MRC-University of Glasgow Centre For Virus Research, Glasgow, United Kingdom.
School of Computing Science, University of Glasgow, Glasgow, United Kingdom.
PLoS Comput Biol. 2020 May 26;16(5):e1007894. doi: 10.1371/journal.pcbi.1007894. eCollection 2020 May.

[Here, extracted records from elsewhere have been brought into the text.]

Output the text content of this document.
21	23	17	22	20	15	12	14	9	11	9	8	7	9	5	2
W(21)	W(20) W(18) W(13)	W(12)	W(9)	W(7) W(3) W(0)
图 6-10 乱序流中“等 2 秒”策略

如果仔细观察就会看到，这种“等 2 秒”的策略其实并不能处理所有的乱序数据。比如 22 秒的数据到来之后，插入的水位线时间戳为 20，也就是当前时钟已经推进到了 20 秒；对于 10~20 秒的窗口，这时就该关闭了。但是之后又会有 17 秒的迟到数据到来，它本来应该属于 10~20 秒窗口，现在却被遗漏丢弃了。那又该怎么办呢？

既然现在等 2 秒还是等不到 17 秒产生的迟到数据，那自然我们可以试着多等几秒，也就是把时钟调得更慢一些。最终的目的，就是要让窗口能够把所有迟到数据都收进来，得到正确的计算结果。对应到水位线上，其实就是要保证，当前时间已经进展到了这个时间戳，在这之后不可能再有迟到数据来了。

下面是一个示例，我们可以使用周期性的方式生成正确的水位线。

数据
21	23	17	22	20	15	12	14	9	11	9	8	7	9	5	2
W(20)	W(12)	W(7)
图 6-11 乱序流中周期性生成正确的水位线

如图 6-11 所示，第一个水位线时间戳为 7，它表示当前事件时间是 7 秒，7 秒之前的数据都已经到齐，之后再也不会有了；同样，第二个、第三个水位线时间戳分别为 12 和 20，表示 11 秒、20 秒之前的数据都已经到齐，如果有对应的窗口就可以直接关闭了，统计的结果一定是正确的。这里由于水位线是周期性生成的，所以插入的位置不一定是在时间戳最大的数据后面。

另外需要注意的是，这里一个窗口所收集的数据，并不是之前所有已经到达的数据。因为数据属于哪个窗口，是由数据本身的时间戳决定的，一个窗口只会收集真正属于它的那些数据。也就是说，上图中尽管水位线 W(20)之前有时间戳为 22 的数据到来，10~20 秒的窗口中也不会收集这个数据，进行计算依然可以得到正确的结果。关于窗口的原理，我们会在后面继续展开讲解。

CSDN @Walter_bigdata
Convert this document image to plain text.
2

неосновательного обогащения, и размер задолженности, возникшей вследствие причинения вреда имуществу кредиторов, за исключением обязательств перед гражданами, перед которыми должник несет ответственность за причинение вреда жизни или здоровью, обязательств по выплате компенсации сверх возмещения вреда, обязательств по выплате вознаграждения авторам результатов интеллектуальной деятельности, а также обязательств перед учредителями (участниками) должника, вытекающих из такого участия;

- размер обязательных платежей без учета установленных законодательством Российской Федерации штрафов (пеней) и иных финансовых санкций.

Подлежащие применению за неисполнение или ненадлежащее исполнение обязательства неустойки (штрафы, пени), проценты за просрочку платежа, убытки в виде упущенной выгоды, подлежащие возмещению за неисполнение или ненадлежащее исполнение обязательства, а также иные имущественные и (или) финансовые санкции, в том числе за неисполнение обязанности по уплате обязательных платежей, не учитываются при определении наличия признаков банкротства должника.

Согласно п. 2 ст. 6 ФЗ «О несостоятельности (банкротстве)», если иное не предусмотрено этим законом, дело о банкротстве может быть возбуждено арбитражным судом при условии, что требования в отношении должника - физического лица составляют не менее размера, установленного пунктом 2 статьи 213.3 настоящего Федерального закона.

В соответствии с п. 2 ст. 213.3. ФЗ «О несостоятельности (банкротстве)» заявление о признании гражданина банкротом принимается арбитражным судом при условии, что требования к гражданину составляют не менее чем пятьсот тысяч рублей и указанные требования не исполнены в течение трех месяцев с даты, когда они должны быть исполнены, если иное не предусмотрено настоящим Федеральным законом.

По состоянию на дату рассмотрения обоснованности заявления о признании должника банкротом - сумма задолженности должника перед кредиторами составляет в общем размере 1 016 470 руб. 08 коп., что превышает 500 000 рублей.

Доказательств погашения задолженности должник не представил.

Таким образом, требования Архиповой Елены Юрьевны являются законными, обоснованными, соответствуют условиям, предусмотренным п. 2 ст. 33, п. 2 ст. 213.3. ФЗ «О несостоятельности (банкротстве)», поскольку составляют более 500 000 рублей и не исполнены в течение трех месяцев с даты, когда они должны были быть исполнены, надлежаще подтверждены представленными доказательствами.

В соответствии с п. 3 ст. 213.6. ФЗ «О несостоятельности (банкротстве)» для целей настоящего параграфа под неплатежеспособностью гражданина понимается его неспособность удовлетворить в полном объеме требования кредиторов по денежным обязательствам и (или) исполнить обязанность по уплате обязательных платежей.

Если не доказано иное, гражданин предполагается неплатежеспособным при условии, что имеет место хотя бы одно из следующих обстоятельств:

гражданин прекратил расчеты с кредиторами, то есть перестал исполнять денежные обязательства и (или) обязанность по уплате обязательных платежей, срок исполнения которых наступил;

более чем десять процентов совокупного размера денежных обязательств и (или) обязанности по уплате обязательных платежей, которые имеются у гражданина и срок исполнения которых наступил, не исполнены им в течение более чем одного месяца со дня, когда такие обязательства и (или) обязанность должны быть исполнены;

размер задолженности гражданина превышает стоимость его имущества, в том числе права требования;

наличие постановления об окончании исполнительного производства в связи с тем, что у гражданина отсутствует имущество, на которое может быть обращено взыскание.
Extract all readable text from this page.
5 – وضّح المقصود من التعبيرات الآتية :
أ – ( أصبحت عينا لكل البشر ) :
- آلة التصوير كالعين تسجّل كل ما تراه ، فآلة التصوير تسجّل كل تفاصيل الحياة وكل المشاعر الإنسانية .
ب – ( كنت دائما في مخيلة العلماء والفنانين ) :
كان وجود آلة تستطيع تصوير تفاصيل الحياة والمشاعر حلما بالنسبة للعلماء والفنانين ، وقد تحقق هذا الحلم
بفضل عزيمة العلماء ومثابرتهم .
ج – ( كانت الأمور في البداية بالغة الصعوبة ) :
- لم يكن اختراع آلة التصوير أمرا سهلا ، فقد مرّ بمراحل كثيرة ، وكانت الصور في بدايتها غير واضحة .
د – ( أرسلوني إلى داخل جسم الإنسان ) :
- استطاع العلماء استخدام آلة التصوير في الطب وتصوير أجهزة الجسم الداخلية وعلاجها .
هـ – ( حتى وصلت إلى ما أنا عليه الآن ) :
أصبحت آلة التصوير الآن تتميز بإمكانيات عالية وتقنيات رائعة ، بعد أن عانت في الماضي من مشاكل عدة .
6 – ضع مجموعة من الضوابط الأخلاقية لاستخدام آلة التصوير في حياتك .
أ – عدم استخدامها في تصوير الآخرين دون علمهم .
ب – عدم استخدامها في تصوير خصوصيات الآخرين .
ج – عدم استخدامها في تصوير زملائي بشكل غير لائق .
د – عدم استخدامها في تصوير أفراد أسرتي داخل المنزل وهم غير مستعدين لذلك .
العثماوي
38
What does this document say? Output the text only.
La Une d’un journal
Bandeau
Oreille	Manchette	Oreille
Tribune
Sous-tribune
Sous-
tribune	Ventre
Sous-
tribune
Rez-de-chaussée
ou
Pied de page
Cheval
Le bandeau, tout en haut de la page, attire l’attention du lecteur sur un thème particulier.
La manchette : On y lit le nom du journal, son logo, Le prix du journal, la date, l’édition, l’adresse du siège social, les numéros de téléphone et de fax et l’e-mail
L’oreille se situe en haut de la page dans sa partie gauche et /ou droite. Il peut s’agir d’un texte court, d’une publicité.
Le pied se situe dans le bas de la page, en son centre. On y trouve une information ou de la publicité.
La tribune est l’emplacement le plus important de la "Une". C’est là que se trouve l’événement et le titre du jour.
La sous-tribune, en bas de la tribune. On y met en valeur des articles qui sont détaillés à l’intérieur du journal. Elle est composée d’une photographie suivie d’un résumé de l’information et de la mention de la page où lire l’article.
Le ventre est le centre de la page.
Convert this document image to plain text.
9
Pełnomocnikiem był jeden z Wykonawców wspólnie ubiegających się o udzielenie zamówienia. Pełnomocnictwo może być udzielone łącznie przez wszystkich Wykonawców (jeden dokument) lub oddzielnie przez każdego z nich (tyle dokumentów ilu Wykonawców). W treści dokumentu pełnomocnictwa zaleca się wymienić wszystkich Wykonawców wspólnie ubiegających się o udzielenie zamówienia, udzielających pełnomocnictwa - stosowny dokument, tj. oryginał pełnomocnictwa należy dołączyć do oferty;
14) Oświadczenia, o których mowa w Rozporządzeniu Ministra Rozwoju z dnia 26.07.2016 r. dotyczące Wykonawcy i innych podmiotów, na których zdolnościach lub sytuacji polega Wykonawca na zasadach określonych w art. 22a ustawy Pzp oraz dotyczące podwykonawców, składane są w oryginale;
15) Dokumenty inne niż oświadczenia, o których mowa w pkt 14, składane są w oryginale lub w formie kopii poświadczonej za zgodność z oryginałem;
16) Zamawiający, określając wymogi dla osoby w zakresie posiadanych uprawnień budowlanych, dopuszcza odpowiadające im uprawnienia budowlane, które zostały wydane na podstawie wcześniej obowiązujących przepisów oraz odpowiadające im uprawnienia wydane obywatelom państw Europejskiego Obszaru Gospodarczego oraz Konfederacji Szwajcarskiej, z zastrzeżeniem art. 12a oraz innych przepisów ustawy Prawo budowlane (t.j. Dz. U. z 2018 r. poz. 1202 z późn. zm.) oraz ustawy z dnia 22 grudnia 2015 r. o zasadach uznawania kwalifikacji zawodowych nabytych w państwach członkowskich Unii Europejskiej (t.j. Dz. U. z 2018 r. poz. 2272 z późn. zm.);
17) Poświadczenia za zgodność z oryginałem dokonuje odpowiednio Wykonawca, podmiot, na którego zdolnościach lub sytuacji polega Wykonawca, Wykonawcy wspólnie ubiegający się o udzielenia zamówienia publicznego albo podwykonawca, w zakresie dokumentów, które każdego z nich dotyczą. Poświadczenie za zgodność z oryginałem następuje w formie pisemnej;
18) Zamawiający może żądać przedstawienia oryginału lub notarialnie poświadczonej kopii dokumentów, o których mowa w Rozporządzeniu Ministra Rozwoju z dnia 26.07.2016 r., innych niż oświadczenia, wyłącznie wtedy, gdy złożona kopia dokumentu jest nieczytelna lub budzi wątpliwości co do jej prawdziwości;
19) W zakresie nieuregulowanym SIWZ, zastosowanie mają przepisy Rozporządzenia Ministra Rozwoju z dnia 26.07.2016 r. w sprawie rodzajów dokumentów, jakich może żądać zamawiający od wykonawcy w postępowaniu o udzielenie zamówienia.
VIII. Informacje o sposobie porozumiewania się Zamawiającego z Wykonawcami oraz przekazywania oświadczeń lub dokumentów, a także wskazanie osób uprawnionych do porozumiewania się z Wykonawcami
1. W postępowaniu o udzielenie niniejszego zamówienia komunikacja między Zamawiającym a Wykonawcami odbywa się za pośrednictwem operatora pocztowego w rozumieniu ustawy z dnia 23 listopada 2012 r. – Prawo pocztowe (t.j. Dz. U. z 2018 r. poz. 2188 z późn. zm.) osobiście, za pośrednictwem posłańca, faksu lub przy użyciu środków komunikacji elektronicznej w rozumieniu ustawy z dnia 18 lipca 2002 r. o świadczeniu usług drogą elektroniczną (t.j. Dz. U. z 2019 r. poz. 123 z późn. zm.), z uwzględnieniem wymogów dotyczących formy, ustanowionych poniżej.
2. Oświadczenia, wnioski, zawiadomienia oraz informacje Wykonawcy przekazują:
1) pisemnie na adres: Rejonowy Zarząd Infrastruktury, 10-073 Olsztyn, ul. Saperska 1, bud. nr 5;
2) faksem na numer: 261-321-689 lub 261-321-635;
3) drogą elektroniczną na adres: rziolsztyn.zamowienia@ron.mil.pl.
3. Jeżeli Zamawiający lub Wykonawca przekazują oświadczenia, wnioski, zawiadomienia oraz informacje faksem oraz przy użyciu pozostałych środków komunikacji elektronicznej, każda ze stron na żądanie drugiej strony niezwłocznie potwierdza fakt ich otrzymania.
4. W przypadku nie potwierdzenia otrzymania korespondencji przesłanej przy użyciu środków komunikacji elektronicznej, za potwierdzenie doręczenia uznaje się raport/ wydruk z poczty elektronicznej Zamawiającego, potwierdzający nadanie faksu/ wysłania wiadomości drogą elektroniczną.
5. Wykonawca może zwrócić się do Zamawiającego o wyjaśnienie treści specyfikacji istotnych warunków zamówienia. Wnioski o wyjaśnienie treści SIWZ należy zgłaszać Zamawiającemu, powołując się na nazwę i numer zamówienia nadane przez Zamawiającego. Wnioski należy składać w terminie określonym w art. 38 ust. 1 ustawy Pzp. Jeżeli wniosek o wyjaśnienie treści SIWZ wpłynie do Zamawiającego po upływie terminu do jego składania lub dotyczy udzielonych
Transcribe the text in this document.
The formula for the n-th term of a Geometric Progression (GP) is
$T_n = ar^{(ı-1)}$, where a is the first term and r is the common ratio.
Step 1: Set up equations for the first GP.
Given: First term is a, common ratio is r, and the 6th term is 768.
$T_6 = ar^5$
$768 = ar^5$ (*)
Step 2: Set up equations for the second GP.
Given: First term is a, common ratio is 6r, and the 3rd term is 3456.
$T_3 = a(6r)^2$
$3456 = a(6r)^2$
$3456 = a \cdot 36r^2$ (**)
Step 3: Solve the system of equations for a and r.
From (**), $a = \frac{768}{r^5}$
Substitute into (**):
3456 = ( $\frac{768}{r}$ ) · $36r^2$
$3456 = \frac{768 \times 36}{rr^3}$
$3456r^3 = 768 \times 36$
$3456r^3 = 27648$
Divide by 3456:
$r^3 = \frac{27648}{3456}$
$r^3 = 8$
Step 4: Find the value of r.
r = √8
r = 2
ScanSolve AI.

The rise in metagenomics has led to an exponential growth in virus discovery. However, the majority of these new virus sequences have no assigned host. Current machine learning approaches to predicting virus host interactions have a tendency to focus on nucleotide features, ignoring other representations of genomic information. Here we investigate the predictive potential of features generated from four different 'levels' of viral genome representation: nucleotide, amino acid, amino acid properties and protein domains. This more fully exploits the biological information present in the virus genomes. Over a hundred and eighty binary datasets for infecting versus non-infecting viruses at all taxonomic ranks of both eukaryote and prokaryote hosts were compiled. The viral genomes were converted into the four different levels of genome representation and twenty feature sets were generated by extracting k-mer compositions and predicted protein domains. We trained and tested Support Vector Machine, SVM, classifiers to compare the predictive capacity of each of these feature sets for each dataset. Our results show that all levels of genome representation are consistently predictive of host taxonomy and that prediction k-mer composition improves with increasing k-mer length for all k-mer based features. Using a phylogenetically aware holdout method, we demonstrate that the predictive feature sets contain signals reflecting both the evolutionary relationship between the viruses infecting related hosts, and host-mimicry. Our results demonstrate that incorporating a range of complementary features, generated purely from virus genome sequences, leads to improved accuracy for a range of virus host prediction tasks enabling computational assignment of host taxonomic information.
宏基因组学的兴起导致了病毒发现的指数级增长。然而,这些新的病毒序列大多数都没有指定的宿主。目前用于预测病毒宿主相互作用的机器学习方法往往侧重于核苷酸特征,而忽略了基因组信息的其他表示形式。在这里,我们研究了从病毒基因组表示的四个不同“层次”生成的特征的预测潜力:核苷酸、氨基酸、氨基酸性质和蛋白质结构域。这更充分地利用了病毒基因组中存在的生物学信息。我们收集了一百八十多个二元数据集,涵盖了真核生物和原核生物宿主的所有分类等级的感染性和非感染性病毒,这些数据集用于比较预测病毒宿主相互作用的特征集。我们将病毒基因组转换为四个不同的基因组表示层次,并通过提取 k-mer 组成和预测的蛋白质结构域生成了二十个特征集。我们训练和测试了支持向量机 (SVM) 分类器,以比较这些特征集中的每一个对每个数据集的预测能力。我们的结果表明,所有的基因组表示层次都能一致地预测宿主的分类学,并且随着 k-mer 长度的增加,基于 k-mer 的特征的预测性能也会提高。使用一种基于系统发育的保留方法,我们证明了预测特征集包含反映感染相关宿主的病毒之间进化关系的信号,以及宿主模拟。我们的结果表明,将一系列互补的特征(纯粹从病毒基因组序列中生成)结合起来,可以提高一系列病毒宿主预测任务的准确性,从而实现宿主分类信息的计算分配。